3/ When a stock splits, it can result in a share price increase following a decrease immediately after the split. Since many small investors think the stock is now more affordable and buy the stock, they end up boosting demand and drive up prices. Another reason for the price increase is that a stock split provides a signal to the market that the company's share price has been increasing and people assume this growth will continue in the future, and again, lift demand and prices. 
Remember that this is all a perception based investing by retail investors - which is why perceptions drive the market. A smart investor will calculate the intrinsic value based on the new number of outstanding shares.

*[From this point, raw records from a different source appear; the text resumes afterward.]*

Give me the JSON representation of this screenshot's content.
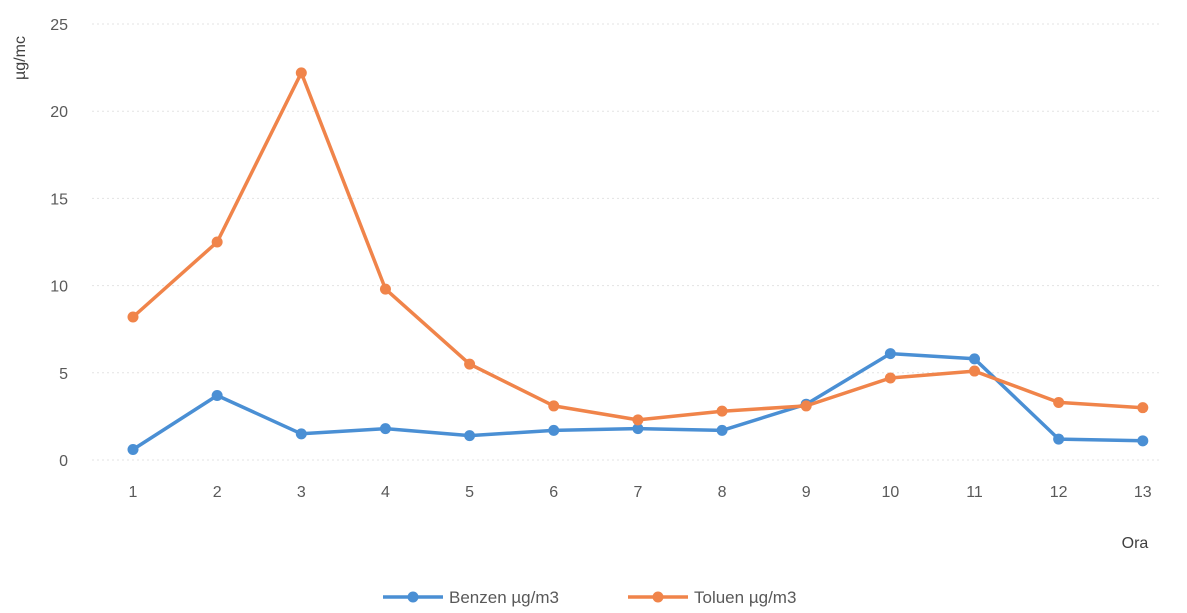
{
  "chart_data": {
    "type": "line",
    "title": "",
    "xlabel": "Ora",
    "ylabel": "µg/mc",
    "categories": [
      "1",
      "2",
      "3",
      "4",
      "5",
      "6",
      "7",
      "8",
      "9",
      "10",
      "11",
      "12",
      "13"
    ],
    "yticks": [
      "0",
      "5",
      "10",
      "15",
      "20",
      "25"
    ],
    "ylim": [
      0,
      25
    ],
    "grid": true,
    "legend_position": "bottom",
    "series": [
      {
        "name": "Benzen µg/m3",
        "color": "#4a8fd4",
        "values": [
          0.6,
          3.7,
          1.5,
          1.8,
          1.4,
          1.7,
          1.8,
          1.7,
          3.2,
          6.1,
          5.8,
          1.2,
          1.1
        ]
      },
      {
        "name": "Toluen µg/m3",
        "color": "#f0844a",
        "values": [
          8.2,
          12.5,
          22.2,
          9.8,
          5.5,
          3.1,
          2.3,
          2.8,
          3.1,
          4.7,
          5.1,
          3.3,
          3.0
        ]
      }
    ]
  }
}
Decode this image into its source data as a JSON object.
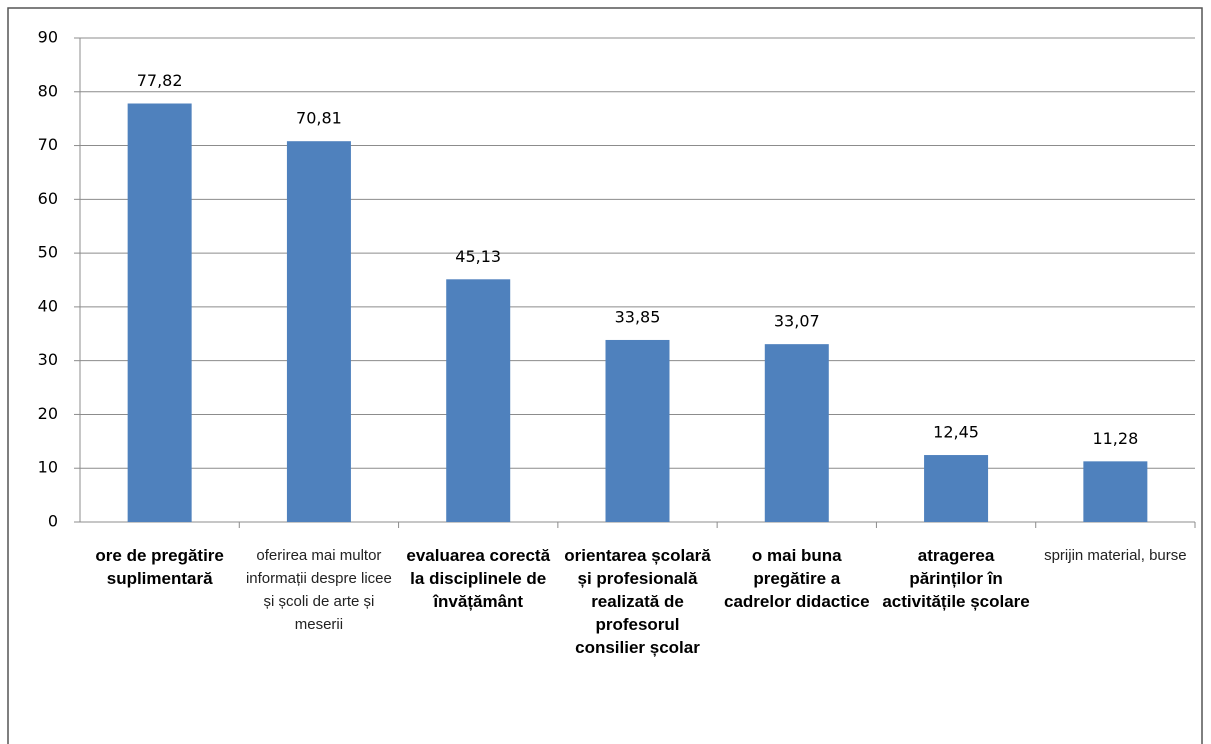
{
  "chart_data": {
    "type": "bar",
    "categories": [
      "ore de pregătire suplimentară",
      "oferirea mai multor informații despre licee și școli de arte și meserii",
      "evaluarea corectă la disciplinele de învățământ",
      "orientarea școlară și profesională realizată de profesorul consilier școlar",
      "o mai buna pregătire a cadrelor didactice",
      "atragerea părinților în activitățile școlare",
      "sprijin material, burse"
    ],
    "values": [
      77.82,
      70.81,
      45.13,
      33.85,
      33.07,
      12.45,
      11.28
    ],
    "value_labels": [
      "77,82",
      "70,81",
      "45,13",
      "33,85",
      "33,07",
      "12,45",
      "11,28"
    ],
    "color": "#4f81bd",
    "ylim": [
      0,
      90
    ],
    "yticks": [
      0,
      10,
      20,
      30,
      40,
      50,
      60,
      70,
      80,
      90
    ],
    "grid": true
  }
}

What happens to the historic prices that were published?
Now, this is a tricky situation. If a stock has been trading at Rs. 100 before the split, and then undergoes a 1:2 split, then it would start trading at approx Rs. 50 immediately after the split. Anyone looking at the trend of stock price over a period of time, and not being aware of the stock split - may take it as a fall in stock price from Rs. 100 to Rs. 50. The investment decisions on seeing such a trend can be very different when you are not aware of a stock split. To avoid this confusion, usually, most financial portals would 'adjust' the historical stock prices of the stock so as to have a fair comparison with the current and future prices. So, if you ever thought that you bought a share for Rs. 100 in Mar 2018 and if you go back to that financial portal looking for a March 2018 price, you might as well find that the price of the stock in March 2018 was Rs. 50. Do not be surprised with this. This is natural, and logical, and as I keep saying, 8th standard mathematics.

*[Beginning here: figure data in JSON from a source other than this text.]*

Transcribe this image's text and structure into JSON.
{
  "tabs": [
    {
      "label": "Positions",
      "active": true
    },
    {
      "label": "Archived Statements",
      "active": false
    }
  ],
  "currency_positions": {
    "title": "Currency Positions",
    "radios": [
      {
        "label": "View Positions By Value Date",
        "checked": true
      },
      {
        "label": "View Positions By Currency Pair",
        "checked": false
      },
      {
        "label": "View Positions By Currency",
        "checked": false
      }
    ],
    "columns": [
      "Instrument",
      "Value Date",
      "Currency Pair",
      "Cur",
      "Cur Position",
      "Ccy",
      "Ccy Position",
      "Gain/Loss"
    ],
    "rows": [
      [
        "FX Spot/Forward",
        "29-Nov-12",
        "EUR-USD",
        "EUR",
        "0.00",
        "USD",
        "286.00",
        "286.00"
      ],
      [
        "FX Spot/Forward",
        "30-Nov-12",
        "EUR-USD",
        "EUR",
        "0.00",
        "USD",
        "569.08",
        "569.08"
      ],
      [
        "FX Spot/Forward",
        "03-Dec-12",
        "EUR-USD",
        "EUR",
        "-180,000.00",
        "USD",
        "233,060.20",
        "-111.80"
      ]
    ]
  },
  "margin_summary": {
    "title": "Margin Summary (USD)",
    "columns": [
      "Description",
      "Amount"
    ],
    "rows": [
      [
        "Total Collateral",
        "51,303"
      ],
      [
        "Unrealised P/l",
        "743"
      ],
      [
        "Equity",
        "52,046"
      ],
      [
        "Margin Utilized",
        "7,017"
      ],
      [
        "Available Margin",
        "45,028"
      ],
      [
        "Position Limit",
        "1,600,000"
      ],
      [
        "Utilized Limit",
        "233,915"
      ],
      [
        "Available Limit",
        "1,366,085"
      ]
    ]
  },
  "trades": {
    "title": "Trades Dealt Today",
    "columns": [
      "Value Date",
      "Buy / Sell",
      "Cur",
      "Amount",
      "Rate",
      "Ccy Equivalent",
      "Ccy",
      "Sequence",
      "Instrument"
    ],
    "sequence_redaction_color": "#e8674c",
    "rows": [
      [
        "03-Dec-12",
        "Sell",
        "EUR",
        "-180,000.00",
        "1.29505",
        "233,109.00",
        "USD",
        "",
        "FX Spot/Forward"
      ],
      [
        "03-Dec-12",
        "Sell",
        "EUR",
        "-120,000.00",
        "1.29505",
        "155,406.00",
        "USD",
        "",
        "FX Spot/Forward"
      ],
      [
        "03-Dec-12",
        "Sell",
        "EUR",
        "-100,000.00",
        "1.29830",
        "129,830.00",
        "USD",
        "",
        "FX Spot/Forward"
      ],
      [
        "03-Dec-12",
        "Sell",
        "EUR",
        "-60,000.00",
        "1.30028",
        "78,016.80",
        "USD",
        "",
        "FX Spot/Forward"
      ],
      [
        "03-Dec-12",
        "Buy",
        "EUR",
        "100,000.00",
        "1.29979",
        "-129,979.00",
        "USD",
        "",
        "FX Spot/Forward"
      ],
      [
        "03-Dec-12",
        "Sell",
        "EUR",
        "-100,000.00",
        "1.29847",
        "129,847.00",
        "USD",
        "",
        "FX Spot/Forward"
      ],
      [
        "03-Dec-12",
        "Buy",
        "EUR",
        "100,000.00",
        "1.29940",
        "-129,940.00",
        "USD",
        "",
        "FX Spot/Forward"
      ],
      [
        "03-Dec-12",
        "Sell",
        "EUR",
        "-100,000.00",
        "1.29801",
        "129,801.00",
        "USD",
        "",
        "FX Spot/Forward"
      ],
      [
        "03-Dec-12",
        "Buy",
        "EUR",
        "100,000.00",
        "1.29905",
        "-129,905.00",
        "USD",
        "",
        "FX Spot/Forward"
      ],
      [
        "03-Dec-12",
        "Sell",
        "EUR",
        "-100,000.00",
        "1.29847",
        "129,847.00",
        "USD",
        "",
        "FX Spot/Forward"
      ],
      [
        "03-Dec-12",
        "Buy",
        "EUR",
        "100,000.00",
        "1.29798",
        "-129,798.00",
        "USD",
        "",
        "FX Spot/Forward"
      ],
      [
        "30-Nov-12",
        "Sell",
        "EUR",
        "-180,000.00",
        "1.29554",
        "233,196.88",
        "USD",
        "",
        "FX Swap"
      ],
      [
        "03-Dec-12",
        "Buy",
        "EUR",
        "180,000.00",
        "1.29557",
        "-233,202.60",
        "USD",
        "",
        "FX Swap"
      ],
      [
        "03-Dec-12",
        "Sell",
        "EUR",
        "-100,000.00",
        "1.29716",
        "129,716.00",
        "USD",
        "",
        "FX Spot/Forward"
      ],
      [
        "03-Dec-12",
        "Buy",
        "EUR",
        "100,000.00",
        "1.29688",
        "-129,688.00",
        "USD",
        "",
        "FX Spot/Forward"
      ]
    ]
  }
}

How is it different from a bonus issue of shares?
A company announces a bonus issue when its cash reserves increase and it decides to convert the increased value into shares. Thus the shareholder gets a bonus share free of cost. While in a stock split only the number of shares increase, in a bonus issue the number of shares and share value both increase. It is sometimes also issued as an alternative to the dividend issued by the firms. Bonus share results in reduction of reserve capital which is used to create new shares. Stock split results in reduction of face value of stock. In both cases, market capitalisation remains the same. More on Bonus shares in our next post...

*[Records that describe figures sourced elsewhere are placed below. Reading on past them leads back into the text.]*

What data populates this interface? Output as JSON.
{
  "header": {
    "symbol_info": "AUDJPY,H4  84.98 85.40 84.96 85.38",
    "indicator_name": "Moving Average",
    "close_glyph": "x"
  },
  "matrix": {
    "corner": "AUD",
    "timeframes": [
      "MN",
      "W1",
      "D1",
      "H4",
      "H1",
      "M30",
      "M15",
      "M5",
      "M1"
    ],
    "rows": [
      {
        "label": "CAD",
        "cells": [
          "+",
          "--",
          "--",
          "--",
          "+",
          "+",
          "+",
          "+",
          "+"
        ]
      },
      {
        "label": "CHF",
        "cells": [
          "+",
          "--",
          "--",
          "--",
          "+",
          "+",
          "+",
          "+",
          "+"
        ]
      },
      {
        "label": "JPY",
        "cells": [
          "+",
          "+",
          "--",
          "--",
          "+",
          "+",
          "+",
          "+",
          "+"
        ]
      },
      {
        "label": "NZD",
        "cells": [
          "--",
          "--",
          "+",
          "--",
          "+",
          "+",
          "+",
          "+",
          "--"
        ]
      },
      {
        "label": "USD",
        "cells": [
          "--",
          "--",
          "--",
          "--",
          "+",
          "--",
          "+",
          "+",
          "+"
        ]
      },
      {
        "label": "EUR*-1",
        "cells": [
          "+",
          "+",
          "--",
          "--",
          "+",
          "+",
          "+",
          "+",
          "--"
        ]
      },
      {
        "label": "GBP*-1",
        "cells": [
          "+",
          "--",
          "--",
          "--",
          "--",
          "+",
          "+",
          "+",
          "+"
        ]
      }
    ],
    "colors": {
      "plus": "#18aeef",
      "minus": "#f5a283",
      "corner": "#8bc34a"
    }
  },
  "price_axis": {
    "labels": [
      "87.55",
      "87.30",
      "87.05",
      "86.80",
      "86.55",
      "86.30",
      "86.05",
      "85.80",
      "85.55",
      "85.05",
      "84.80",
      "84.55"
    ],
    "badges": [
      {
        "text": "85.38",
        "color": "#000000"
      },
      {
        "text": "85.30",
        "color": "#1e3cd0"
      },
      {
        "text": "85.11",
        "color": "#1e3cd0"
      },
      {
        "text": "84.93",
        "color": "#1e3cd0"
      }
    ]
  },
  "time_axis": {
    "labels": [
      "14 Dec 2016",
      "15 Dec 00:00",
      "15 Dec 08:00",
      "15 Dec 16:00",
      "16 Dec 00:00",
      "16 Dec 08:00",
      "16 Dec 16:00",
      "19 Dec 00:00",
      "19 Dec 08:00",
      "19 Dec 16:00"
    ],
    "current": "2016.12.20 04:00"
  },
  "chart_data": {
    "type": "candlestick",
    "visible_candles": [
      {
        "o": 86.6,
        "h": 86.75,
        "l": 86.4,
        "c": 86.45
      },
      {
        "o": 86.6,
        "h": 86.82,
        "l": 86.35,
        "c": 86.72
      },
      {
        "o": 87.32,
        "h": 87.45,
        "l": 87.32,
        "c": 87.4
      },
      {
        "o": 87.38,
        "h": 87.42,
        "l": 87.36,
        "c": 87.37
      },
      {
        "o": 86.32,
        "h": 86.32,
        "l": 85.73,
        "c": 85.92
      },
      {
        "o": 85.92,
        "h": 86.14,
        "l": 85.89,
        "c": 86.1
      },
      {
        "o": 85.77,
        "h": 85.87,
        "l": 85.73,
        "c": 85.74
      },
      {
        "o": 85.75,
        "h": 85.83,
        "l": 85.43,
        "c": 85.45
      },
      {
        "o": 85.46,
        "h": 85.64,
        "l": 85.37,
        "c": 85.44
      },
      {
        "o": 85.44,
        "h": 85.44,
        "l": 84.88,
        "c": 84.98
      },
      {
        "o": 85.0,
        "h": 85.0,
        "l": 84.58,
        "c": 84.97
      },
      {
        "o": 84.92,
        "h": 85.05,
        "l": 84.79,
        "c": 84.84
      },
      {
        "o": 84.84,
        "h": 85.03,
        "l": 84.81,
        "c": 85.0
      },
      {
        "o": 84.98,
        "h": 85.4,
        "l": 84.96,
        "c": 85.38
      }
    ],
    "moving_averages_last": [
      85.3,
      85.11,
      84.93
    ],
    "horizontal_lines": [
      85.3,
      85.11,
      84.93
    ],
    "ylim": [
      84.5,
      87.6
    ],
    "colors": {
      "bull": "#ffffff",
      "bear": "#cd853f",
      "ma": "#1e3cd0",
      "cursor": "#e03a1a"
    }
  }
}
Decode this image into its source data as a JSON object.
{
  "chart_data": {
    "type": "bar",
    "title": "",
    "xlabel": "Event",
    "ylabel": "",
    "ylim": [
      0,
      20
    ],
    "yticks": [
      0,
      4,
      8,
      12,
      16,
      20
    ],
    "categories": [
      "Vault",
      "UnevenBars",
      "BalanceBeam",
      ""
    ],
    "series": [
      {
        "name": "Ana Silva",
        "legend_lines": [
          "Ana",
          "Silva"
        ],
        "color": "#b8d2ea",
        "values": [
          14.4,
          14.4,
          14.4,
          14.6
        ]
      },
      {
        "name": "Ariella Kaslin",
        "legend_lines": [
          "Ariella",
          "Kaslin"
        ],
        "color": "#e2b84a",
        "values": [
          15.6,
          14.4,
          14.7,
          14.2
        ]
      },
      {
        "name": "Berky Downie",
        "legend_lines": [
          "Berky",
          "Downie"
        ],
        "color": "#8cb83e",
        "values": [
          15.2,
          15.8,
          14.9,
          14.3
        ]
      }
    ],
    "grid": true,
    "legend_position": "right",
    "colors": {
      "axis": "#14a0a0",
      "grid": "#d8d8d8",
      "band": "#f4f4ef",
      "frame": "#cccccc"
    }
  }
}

Some Practical Examples of Stock Splits
The Indian Stock Market undergoes abundant stock splits every year. As many as 53 companies listed on BSE went for stock splits during the financial year ended March 31, 2017. 
Read this : 
https://economictimes.indiatimes.com/markets/stocks/news/over-50-companies-split-shares-in-fy17-will-mrf-or-eicher-follow-suit-in-fy18/articleshow/58006595.cms

In fact, Stock Splits is a very common phenomenon. In India, every month, there are many companies undergoing a stock split. 
Have a look at some of the latest stock splits here:
https://www.moneycontrol.com/stocks/marketinfo/splits/index.php

Summary
Stock Splits is a regular phenomenon for companies. It helps them make their stocks more liquid. Being only technical in nature, stock split does not add any value to the market capitalisation of the company. It just reduced the face value of the stock and increase the number of Stocks in circulation. Having said that, its understanding is vital to calculating the correct Intrinsic Value of the stock. Though 8th std mathematics and common sense, many investors (not surprisingly) tend to get perturbed with it.